A few months ago, we wrapped up HCI’s Employee Engagement Conference in Seattle, and the experience prompted me to write a blog about why attending conferences and workshops and hearing from thought leaders and colleagues is so important.
It’s that wrap-up time again to discuss the final thoughts from HCI’s Learning & Leadership Development Conference last week in New York City. And while the lessons learned are many, one word was mentioned to me by several attendees on several different occasions: validation.
In time, any position faces the inevitable challenge of isolation. After so many long days and late nights working to solve evergreen talent management problems, it’s natural to question yourself. Are you taking the right approach? Are your other colleagues in the space facing these same dilemmas? Is there a piece of the puzzle that you’ve simply overlooked? Are you and your team dedicating enough time and effort to producing effective solutions?
This kind of second-guessing is familiar to us all, and when your role is about developing people and growing leaders – an admittedly soft science – doubt can quickly cloud your judgment and expertise.
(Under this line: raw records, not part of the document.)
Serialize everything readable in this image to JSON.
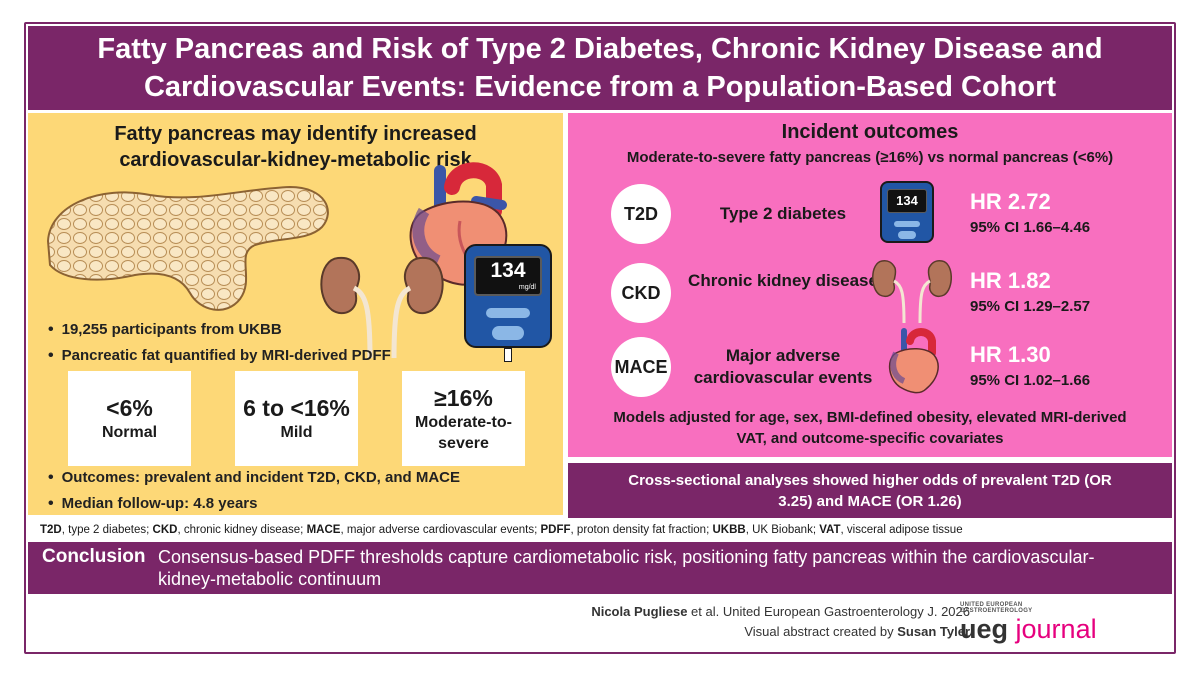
{
  "title": "Fatty Pancreas and Risk of Type 2 Diabetes, Chronic Kidney Disease and Cardiovascular Events: Evidence from a Population-Based Cohort",
  "left": {
    "heading": "Fatty pancreas may identify increased cardiovascular-kidney-metabolic risk",
    "bullets_top": [
      "19,255 participants from UKBB",
      "Pancreatic fat quantified by MRI-derived PDFF"
    ],
    "categories": [
      {
        "value": "<6%",
        "label": "Normal"
      },
      {
        "value": "6 to <16%",
        "label": "Mild"
      },
      {
        "value": "≥16%",
        "label": "Moderate-to-severe"
      }
    ],
    "bullets_bottom": [
      "Outcomes: prevalent and incident T2D, CKD, and MACE",
      "Median follow-up: 4.8 years"
    ],
    "meter_reading": "134",
    "meter_unit": "mg/dl"
  },
  "right": {
    "heading": "Incident outcomes",
    "subheading": "Moderate-to-severe fatty pancreas (≥16%) vs normal pancreas (<6%)",
    "outcomes": [
      {
        "abbr": "T2D",
        "name": "Type 2 diabetes",
        "hr": "HR 2.72",
        "ci": "95% CI 1.66–4.46"
      },
      {
        "abbr": "CKD",
        "name": "Chronic kidney disease",
        "hr": "HR 1.82",
        "ci": "95% CI 1.29–2.57"
      },
      {
        "abbr": "MACE",
        "name": "Major adverse cardiovascular events",
        "hr": "HR 1.30",
        "ci": "95% CI 1.02–1.66"
      }
    ],
    "models_note": "Models adjusted for age, sex, BMI-defined obesity, elevated MRI-derived VAT, and outcome-specific covariates"
  },
  "cross_sectional": "Cross-sectional analyses showed higher odds of prevalent T2D (OR 3.25) and MACE (OR 1.26)",
  "abbreviations": [
    {
      "term": "T2D",
      "def": ", type 2 diabetes; "
    },
    {
      "term": "CKD",
      "def": ", chronic kidney disease; "
    },
    {
      "term": "MACE",
      "def": ", major adverse cardiovascular events; "
    },
    {
      "term": "PDFF",
      "def": ", proton density fat fraction; "
    },
    {
      "term": "UKBB",
      "def": ", UK Biobank; "
    },
    {
      "term": "VAT",
      "def": ", visceral adipose tissue"
    }
  ],
  "conclusion": {
    "label": "Conclusion",
    "text": "Consensus-based PDFF thresholds capture cardiometabolic risk, positioning fatty pancreas within the cardiovascular-kidney-metabolic continuum"
  },
  "credit": {
    "author": "Nicola Pugliese",
    "citation": " et al. United European Gastroenterology J. 2026",
    "created_prefix": "Visual abstract created by ",
    "creator": "Susan Tyler"
  },
  "logo": {
    "line1": "UNITED EUROPEAN",
    "line2": "GASTROENTEROLOGY",
    "word1": "ueg",
    "word2": "journal"
  },
  "colors": {
    "purple": "#7a2668",
    "yellow": "#fdd877",
    "pink": "#f86fbf",
    "magenta": "#e6007e"
  }
}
At L&LD last week, receiving validation was one of the most important takeaways mentioned by attendees. To intimately discuss these issues with peers and recognize that you are not alone in your talent management endeavors and challenges is invaluable; to walk through the exhibit hall and see the many different organizations that have built businesses around providing talent management solutions. We heard from Hulu about how they are creating a sustainable social learning process, and from Vistage about the need for more executive and c-suite involvement in talent development practices, among many others about the ongoing trials facing organizations and OD practitioners today.
Beyond the validation of challenges though, the speakers and guests at L&LD also demonstrated that stepping outside of the box for innovative thinking and creative solutions should be embraced and promoted more frequently. Arguably, the status quo can only be shifted when we change our approach to solving these talent management challenges. Traditional ways of handling talent issues may have been successful in the past, but they won’t be strong enough to withstand the critical organizational and workforce changes on the horizon.
Perhaps most importantly, I too learned something critical at the Learning & Leadership Development Conference last week, and that is the validation that we are surrounded by wonderful people at these events. The weather up and down the East Coast in the last few weeks has been trying, and especially in New York, Hurricane Sandy and the consequential Nor’easter storm presented us all with more than a few challenges to overcome. From pinch hitters who graciously stepped in to fill speaking slots, to the patience of attendees as we made edits to the event schedule and shuffled times, I speak for all of HCI when I say how much we appreciate the accommodation and resolve conference attendees and speakers showed. A portion of our proceeds will go to the New York City chapter of the Red Cross to continue to help with relief efforts following these storms, and that donation would not be possible without the support from all of our conference guests.
To validate is to “to make valid; substantiate; confirm” and I can think of no better word to describe my experience at HCI’s Learning & Leadership Development Conference. The challenges in talent management today met their match at this event with rich discussions about innovative solutions and brainstorming, and my faith in humanity was bolstered as well. All in all, I validate that it was a pretty great week, and I’m honored to have been a part of it. I'm already looking forward to next year's conference in Boston!